Conforme a legislação, a autorização do pagamento do auxílio será facultativa, ficando a critério do SUS. O montante deve ser direcionado para a cobertura com gastos com alimentação, transporte e hospedagem do paciente e um acompanhante, se necessário. No entanto, nem todos os pacientes serão respaldados pela sanção, já que algumas diretrizes foram estabelecidas.

Na prática, é preciso que o paciente tenha em mãos a indicação por um médico do SUS para o tratamento em outra cidade e a autorização do gestor municipal ou estadual de saúde. Além disso, a lei exige ainda a garantia de atendimento no outro município. Em contrapartida, a ajuda de custo não será concedida para deslocamentos inferiores a 50 km ou entre localidades da mesma região metropolitana.
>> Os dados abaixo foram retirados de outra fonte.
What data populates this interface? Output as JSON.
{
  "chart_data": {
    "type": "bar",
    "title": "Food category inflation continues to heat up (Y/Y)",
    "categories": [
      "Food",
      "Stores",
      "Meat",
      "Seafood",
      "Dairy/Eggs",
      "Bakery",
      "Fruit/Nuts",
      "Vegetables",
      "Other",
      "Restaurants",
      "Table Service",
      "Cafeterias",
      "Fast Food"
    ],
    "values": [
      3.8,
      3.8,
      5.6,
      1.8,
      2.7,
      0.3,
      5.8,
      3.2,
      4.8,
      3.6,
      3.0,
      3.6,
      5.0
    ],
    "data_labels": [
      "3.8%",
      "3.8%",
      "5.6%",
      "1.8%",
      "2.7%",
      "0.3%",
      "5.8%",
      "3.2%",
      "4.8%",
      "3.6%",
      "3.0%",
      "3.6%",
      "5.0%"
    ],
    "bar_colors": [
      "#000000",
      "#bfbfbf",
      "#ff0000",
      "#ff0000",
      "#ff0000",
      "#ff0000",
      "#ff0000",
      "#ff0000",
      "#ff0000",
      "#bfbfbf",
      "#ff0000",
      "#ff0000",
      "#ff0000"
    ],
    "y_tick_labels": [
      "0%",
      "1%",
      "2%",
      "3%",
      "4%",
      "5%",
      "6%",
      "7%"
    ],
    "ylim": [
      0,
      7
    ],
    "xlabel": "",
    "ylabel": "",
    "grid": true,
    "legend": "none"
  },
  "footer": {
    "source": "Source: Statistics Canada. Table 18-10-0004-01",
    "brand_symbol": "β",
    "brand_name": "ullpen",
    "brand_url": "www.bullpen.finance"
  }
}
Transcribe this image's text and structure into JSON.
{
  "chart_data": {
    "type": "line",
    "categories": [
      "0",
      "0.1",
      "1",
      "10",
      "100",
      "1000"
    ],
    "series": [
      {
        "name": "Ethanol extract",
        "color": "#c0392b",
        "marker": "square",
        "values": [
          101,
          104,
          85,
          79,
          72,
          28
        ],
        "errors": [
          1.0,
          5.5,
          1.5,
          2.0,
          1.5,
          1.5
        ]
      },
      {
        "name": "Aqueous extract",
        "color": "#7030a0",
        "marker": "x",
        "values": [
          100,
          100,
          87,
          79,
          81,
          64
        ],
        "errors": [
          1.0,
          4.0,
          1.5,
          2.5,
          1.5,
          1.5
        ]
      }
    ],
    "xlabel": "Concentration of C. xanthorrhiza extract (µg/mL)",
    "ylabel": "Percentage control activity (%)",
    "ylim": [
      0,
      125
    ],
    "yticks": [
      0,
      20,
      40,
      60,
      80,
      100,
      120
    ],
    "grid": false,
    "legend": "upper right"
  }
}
Antes da sanção, o Sistema Único de Saúde apresentava um outro mecanismo para facilitar os deslocamentos de pacientes entre cidades. Trata-se do Tratamento Fora de Domicílio (TFD), programa que oferece essa ajuda, mas que é regulado por meio de portarias. Dessa forma, com a Lei 15.390/26, essa atividade torna-se contínua.
Ressalva feita por Lula
Ao analisar o então projeto de lei, o presidente da República vetou uma das partes integrantes. Na ocasião, o petista mostrou-se contra o texto que previa a restituição de despesas ao paciente que não recebesse a ajuda de custo em tempo hábil. Na análise de Lula, esse mecanismo colaboraria para gerar insegurança jurídica, podendo levar a um aumento da judicialização de demandas na área da saúde.